The experienced developer's productivity goes way up and bugs go way down because of unit testability and the inherent design (e.g. code no longer allows the string "0" or "1" for values, it uses booleans). However, the major trade off is the learning curve and cognitive load of the code base. The concept count goes through the roof. With so many classes and seemingly magic behaviour, new developers need a lot of guidance with the design. That could be in person or in a recorded video or design docs.

(I recently experienced this myself looking at code samples that rely exclusively on IOC containers to resolve dependencies. Some containers use an easy to follow "map interface IFoo to class Foo" syntax, while others use "map all of Foo's interfaces to Foo". The latter makes it harder to find the thing that maps IFoo to Foo with Visual Studio's Find All References because IFoo doesn't appear in the mapping. I even found one IOC container with a convention-based mapping method like "map all classes in assembly X to the interfaces matching their names". This meant that neither the classes nor the interfaces appear in the container setup code. Unless you find the conference video or series of blog posts where the author goes from original code to the heavily refactored version, you can end up puzzling over the approaches you see.)

Adding features now takes days and involves mostly one way trips through QA.Production bug counts due to actual code problems go down.

The code now requires more experienced developers who demand higher pay. This causes the software to cost more. Customers are happy to pay, though, because the software "just works", which they need to keep their profit centers working. Turnover drops.

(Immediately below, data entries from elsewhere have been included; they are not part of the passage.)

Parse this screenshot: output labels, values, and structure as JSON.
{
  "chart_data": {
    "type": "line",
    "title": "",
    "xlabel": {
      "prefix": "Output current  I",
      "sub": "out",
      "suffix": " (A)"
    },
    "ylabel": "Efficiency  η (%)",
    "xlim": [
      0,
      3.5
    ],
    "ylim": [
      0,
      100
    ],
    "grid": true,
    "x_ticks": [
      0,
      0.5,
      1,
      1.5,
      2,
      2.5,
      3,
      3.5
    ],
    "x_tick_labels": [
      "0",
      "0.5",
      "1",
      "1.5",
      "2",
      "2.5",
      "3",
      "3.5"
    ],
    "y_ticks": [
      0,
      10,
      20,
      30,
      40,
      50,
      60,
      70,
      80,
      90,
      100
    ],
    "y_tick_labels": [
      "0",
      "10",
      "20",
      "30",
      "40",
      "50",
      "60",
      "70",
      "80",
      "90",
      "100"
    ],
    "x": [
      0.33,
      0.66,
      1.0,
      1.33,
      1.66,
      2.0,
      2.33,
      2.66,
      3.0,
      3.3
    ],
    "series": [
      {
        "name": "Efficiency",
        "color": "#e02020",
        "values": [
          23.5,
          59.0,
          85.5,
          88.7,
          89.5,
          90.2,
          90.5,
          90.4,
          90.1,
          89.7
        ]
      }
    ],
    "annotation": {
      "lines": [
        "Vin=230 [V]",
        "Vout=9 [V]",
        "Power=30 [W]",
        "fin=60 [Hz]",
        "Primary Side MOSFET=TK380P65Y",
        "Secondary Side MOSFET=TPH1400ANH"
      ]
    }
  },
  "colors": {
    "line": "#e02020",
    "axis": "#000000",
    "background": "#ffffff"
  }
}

There is a joke (belief?) in programming that the more complicated and obscure the code the more job security you have because only you know how to update it. This depends on what makes the code complicated, though, and what the benefit is to the company. Are you using well documented but advanced libraries that do a lot of heavy lifting, or are you writing 1000 line methods of bit shifting code with single letter variables?

Friday, April 1, 2016

It Doesn't Matter How They Get The Data

I was reading about using the SecureString class. This is a class that encrypts a string so that it is readable only on the current machine so that it does not hang around in plain text. Strings in C# are immutable, so they stick around until they are garbage collected, even if you set your reference to a string to String.Blank (""). The typical use is to collect the value from the user directly into a SecureString and shuttle it around on the current machine. As soon as it leaves the machine it must be turned back into a plain string, which is not a best practice.

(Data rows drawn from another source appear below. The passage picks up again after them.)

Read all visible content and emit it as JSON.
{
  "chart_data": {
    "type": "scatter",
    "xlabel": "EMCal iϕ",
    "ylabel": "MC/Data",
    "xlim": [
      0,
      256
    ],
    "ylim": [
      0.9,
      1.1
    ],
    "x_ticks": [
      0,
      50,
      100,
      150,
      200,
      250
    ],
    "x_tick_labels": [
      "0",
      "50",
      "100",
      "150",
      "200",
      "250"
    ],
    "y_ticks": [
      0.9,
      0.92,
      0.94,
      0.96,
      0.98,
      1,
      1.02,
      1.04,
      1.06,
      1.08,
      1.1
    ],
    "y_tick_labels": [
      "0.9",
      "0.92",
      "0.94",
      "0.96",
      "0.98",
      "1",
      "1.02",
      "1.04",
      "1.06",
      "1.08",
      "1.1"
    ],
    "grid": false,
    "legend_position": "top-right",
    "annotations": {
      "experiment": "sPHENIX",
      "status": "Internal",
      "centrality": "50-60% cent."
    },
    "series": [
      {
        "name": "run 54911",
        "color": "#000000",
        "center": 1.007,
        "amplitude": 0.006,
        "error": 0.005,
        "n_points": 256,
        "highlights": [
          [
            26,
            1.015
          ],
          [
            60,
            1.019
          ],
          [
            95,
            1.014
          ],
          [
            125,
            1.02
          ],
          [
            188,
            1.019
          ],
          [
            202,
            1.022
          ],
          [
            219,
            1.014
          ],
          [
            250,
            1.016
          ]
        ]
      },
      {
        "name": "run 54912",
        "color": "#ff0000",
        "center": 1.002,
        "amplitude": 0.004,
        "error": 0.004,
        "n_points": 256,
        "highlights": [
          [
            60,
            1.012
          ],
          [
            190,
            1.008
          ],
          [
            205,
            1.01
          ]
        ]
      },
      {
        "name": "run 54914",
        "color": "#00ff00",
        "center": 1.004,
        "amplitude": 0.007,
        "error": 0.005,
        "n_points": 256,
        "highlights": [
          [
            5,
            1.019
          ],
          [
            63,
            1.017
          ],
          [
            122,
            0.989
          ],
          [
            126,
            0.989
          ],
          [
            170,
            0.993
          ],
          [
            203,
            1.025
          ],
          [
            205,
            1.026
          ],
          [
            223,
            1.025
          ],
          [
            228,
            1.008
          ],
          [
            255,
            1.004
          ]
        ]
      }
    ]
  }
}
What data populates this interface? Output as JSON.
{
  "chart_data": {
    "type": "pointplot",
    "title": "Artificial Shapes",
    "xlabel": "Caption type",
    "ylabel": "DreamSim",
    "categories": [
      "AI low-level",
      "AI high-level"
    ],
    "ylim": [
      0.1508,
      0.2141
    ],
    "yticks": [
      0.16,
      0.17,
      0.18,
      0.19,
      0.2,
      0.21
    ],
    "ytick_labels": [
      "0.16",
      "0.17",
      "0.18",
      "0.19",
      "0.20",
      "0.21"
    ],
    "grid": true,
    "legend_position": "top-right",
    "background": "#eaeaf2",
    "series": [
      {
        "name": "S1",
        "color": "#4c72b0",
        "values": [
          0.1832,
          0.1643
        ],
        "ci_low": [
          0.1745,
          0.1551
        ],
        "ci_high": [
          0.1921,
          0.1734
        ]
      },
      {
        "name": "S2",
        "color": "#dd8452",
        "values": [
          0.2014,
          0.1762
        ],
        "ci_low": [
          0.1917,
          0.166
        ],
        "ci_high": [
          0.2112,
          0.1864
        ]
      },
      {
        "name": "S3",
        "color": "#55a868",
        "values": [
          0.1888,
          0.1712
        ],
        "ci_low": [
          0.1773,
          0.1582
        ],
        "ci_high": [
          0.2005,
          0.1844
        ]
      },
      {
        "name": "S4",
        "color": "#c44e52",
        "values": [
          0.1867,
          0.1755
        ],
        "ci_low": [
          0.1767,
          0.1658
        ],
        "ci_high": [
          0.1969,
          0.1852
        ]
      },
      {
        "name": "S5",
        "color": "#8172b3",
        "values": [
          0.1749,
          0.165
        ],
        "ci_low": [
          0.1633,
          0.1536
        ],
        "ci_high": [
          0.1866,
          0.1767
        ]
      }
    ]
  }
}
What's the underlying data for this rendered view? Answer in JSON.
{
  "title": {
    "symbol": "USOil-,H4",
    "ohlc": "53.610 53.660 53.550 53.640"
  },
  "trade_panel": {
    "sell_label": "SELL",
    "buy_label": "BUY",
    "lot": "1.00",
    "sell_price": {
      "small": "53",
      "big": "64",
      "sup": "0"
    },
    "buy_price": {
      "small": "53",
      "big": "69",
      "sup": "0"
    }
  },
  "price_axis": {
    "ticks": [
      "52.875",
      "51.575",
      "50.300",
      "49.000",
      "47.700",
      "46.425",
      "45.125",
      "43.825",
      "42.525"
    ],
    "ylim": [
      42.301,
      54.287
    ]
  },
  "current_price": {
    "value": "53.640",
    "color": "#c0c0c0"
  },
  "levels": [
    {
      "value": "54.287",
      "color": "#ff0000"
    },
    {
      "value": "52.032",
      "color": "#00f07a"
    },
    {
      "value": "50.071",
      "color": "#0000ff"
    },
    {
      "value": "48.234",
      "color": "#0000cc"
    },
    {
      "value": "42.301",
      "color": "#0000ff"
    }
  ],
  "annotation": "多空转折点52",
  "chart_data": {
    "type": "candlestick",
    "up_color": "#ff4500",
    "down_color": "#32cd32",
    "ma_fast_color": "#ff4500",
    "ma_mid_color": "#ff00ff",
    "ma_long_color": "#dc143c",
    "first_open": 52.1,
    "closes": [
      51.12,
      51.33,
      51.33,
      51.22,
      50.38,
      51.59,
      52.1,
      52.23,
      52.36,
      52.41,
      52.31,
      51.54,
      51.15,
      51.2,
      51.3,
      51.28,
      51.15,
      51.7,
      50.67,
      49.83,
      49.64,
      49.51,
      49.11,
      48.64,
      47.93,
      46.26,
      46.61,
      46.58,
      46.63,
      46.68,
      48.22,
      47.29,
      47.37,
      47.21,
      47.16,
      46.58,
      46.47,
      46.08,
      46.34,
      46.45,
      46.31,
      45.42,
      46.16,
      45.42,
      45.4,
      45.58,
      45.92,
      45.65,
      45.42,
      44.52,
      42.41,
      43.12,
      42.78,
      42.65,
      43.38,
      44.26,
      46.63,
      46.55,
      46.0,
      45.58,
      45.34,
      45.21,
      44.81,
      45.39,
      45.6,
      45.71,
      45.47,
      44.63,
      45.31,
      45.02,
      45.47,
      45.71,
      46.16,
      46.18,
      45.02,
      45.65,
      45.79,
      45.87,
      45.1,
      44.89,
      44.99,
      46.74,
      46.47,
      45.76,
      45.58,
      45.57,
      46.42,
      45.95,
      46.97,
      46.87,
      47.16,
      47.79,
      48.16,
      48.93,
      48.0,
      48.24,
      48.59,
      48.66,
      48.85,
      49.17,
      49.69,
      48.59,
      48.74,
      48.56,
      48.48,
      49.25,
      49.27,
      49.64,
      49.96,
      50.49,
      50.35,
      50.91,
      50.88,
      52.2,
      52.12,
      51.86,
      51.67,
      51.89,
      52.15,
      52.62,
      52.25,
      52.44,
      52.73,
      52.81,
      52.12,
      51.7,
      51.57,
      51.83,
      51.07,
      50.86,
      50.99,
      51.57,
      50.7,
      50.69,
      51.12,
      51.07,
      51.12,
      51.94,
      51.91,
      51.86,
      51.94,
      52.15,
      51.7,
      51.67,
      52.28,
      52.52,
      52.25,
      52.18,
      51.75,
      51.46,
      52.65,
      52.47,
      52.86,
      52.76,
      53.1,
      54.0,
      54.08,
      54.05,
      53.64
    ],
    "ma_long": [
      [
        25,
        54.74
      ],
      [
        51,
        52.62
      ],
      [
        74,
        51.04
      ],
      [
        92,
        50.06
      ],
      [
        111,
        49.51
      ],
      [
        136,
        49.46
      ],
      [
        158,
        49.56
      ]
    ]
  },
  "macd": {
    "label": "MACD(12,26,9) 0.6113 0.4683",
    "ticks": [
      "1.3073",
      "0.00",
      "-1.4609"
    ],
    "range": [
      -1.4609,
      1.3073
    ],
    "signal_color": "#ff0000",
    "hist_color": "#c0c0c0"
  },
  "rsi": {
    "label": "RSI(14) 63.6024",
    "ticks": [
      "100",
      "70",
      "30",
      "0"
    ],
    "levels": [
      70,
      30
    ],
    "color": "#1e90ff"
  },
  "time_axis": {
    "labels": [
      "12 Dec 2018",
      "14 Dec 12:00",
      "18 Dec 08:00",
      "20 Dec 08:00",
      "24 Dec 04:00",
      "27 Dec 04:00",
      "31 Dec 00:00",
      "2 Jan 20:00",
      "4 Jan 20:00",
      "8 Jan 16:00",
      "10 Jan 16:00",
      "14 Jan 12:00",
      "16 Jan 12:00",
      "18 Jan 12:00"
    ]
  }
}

I was looking into using SecureString in ASP.NET to handle a password. That password is passed in in plain text, and probably again when you actually use it, so there would be more than 0 instances in clear text in memory. Most StackOverflow answers point this out, but it would at least cut down on the number of instances as it is passed from method to method. Strings are a value type, meaning that every time you call another method with one as an argument .NET creates another copy.

In addition, I kept coming across the same kind of comment:

Yeah, no one has ever been able to read a remote, web-accessible machine's memory. Until they could.

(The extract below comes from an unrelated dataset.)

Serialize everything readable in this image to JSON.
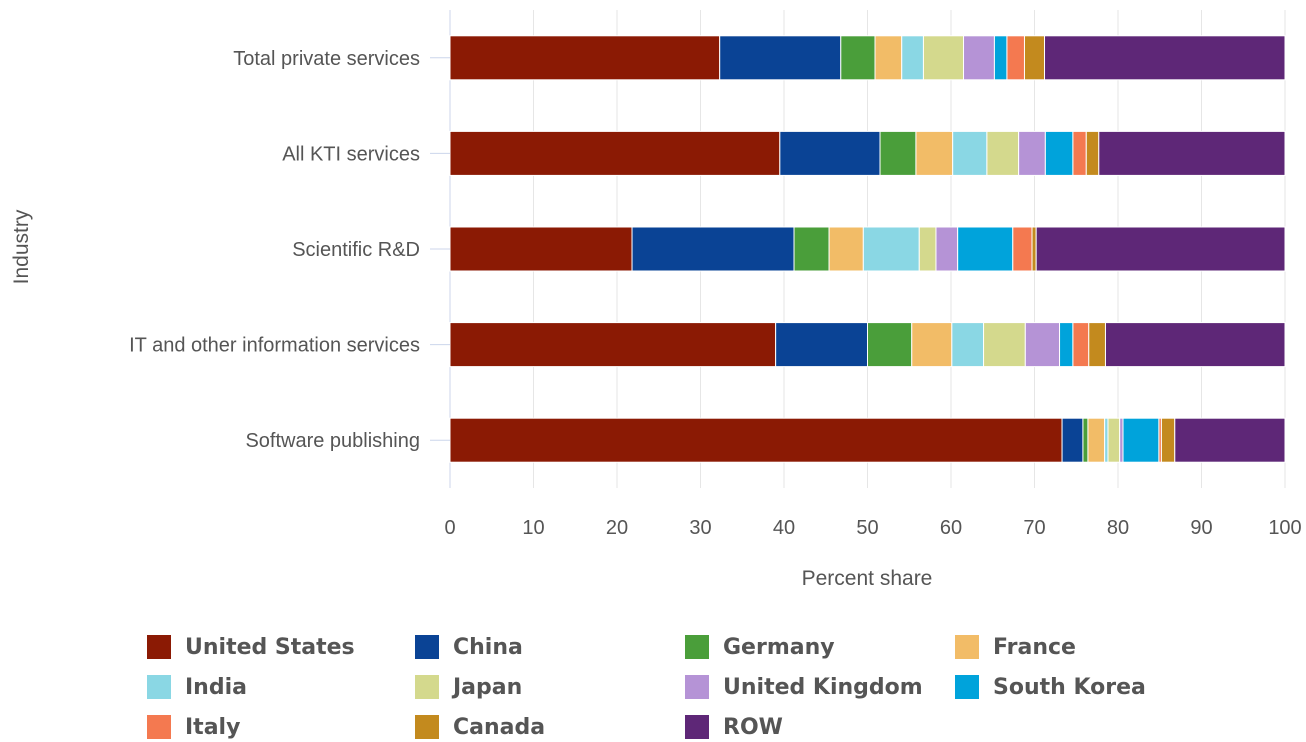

This reminded me of a comment a co-worker made about something you could do with a value from one of our databases: "How could anyone get it?"

It doesn't matter.

How did they get the Ashley Madison data? How did they get the Sony data? How did they get the U.S. Office of Personnel Management data?

It doesn't matter.

What matters is what more they can do with it. This is called "pivoting", or using one breach to hop a level deeper. Security through obscurity works until your whole database appears on the web. Any SQL system is one SQL injection vulnerability away from giving up everything. Any software involved in serving web requests is a buffer-overflow bug away from barfing memory.

Practice defense in depth to limit a small compromise from becoming much bigger.